Deborah’s suggestion for using mindful communication is through “person-first language”, which focuses on the person and deemphasizes the illness, disability, or condition. She compared the language used for people with physical illness vs. mental health illness and pointed out that “we don’t say that someone is ‘suffering from asthma’ or ‘suffering from diabetes’, we say that ‘have asthma’, they ‘have diabetes’ - so the language should be the same. Saying “people suffer from a mental illness or are afflicted by mental illness, or are a victim of mental illness… that sounds like they’re unhappy, and that the world paints the mental illness as a weakness”. Being respectful via language will build better relationships and go further in your condominium community because “this language can be the difference between somebody feeling accepted in your community and included as opposed to made to feel different or unsupported”.
Using effective (evolving) language means being attuned to the connotations of language. For when mistakes happen, Deborah advised using “A.C.T.”: apologize, correct, and try again. “When somebody with a mental illness feels respected and heard, they’re more likely to return respect and consider what you have to say. And they’re much more pleasant to deal with in the community. It’s going to help your relationship."
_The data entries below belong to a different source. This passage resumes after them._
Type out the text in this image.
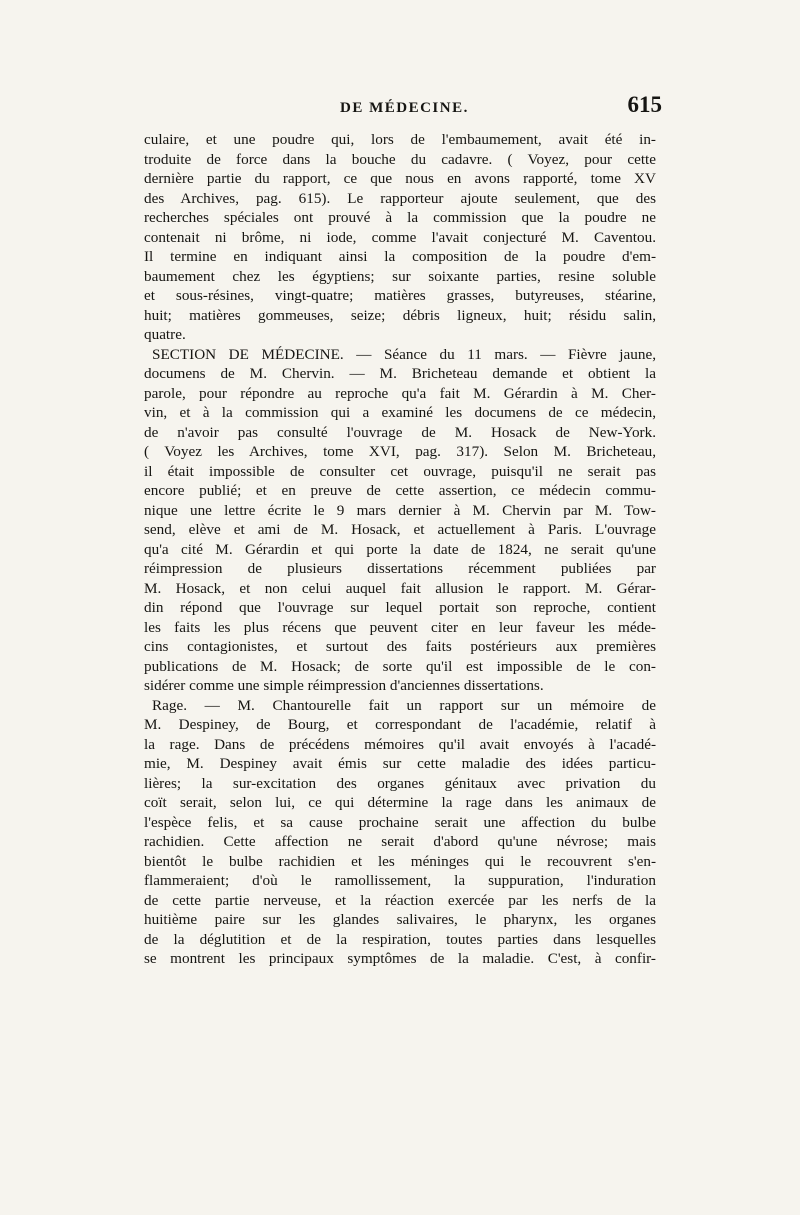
DE MÉDECINE.	615
culaire, et une poudre qui, lors de l'embaumement, avait été in-
troduite de force dans la bouche du cadavre. ( Voyez, pour cette
dernière partie du rapport, ce que nous en avons rapporté, tome XV
des Archives, pag. 615). Le rapporteur ajoute seulement, que des
recherches spéciales ont prouvé à la commission que la poudre ne
contenait ni brôme, ni iode, comme l'avait conjecturé M. Caventou.
Il termine en indiquant ainsi la composition de la poudre d'em-
baumement chez les égyptiens; sur soixante parties, resine soluble
et sous-résines, vingt-quatre; matières grasses, butyreuses, stéarine,
huit; matières gommeuses, seize; débris ligneux, huit; résidu salin,
quatre.
SECTION DE MÉDECINE. — Séance du 11 mars. — Fièvre jaune,
documens de M. Chervin. — M. Bricheteau demande et obtient la
parole, pour répondre au reproche qu'a fait M. Gérardin à M. Cher-
vin, et à la commission qui a examiné les documens de ce médecin,
de n'avoir pas consulté l'ouvrage de M. Hosack de New-York.
( Voyez les Archives, tome XVI, pag. 317). Selon M. Bricheteau,
il était impossible de consulter cet ouvrage, puisqu'il ne serait pas
encore publié; et en preuve de cette assertion, ce médecin commu-
nique une lettre écrite le 9 mars dernier à M. Chervin par M. Tow-
send, elève et ami de M. Hosack, et actuellement à Paris. L'ouvrage
qu'a cité M. Gérardin et qui porte la date de 1824, ne serait qu'une
réimpression de plusieurs dissertations récemment publiées par
M. Hosack, et non celui auquel fait allusion le rapport. M. Gérar-
din répond que l'ouvrage sur lequel portait son reproche, contient
les faits les plus récens que peuvent citer en leur faveur les méde-
cins contagionistes, et surtout des faits postérieurs aux premières
publications de M. Hosack; de sorte qu'il est impossible de le con-
sidérer comme une simple réimpression d'anciennes dissertations.
Rage. — M. Chantourelle fait un rapport sur un mémoire de
M. Despiney, de Bourg, et correspondant de l'académie, relatif à
la rage. Dans de précédens mémoires qu'il avait envoyés à l'acadé-
mie, M. Despiney avait émis sur cette maladie des idées particu-
lières; la sur-excitation des organes génitaux avec privation du
coït serait, selon lui, ce qui détermine la rage dans les animaux de
l'espèce felis, et sa cause prochaine serait une affection du bulbe
rachidien. Cette affection ne serait d'abord qu'une névrose; mais
bientôt le bulbe rachidien et les méninges qui le recouvrent s'en-
flammeraient; d'où le ramollissement, la suppuration, l'induration
de cette partie nerveuse, et la réaction exercée par les nerfs de la
huitième paire sur les glandes salivaires, le pharynx, les organes
de la déglutition et de la respiration, toutes parties dans lesquelles
se montrent les principaux symptômes de la maladie. C'est, à confir-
Lastly, Deborah polled the audience again: “accessibility refers to the ability or inability of people to physically access premises: yes or no?”, and “AODA uses the same definition of disability as under the Human Rights Code: true or false?”. After the results for both polls had been tabulated, she noted that AODA doesn’t just deal with our default idea of physical accessibility, but with visible and invisible mental health disabilities as well. “If you’re disabled under the Human Rights Code, you’re disabled for the purposes of AOTA as well, [including] invisible disabilities and mental health disabilities in particular.
Deborah also noted the differences between AODA and the Human Rights Code, which “both deal with discrimination, but from different perspectives. AODA wants to tackle access barriers systematically, before anyone makes a complaint. They want access barriers to be removed. The Human Rights Code is focused on individual accommodation, not systems. AODA proactively sets standards for all affected organizations - and if your organization has one employee or more, you’re affected. The Human Rights Code reactively interprets inaction or action that may constitute discrimination . . they both deal with discrimination, [but] the focus is different”.
Furthermore, Deborah provided examples of situations of accommodations (such as having to be considerate of suite entry when dealing with some residents that require accommodations, or allowing the use of service animals), and noted that such an approach is required under AODA. She noted that cases like this don’t have a one-size-fits-all solution, and seeking the counsel of your corporation’s solicitor is very important to understanding one’s obligations.
Overall, this was a dense session with lots of great points, however, the key takeaway was clear: being considerate in condo communities is not only the right thing to do, but often, is the legally-required approach (especially when dealing with mental health issues and disabilities). The manner in which we communicate and the language used must be mindful in that it uses people-first language and understands connotations. And when making a mistake, don’t forget to A.C.T.
We know we’ll certainly be more mindful and aware of the constant evolution of language and its impact on individuals and collective condo communities! Thank you to the panelists for this valuable session!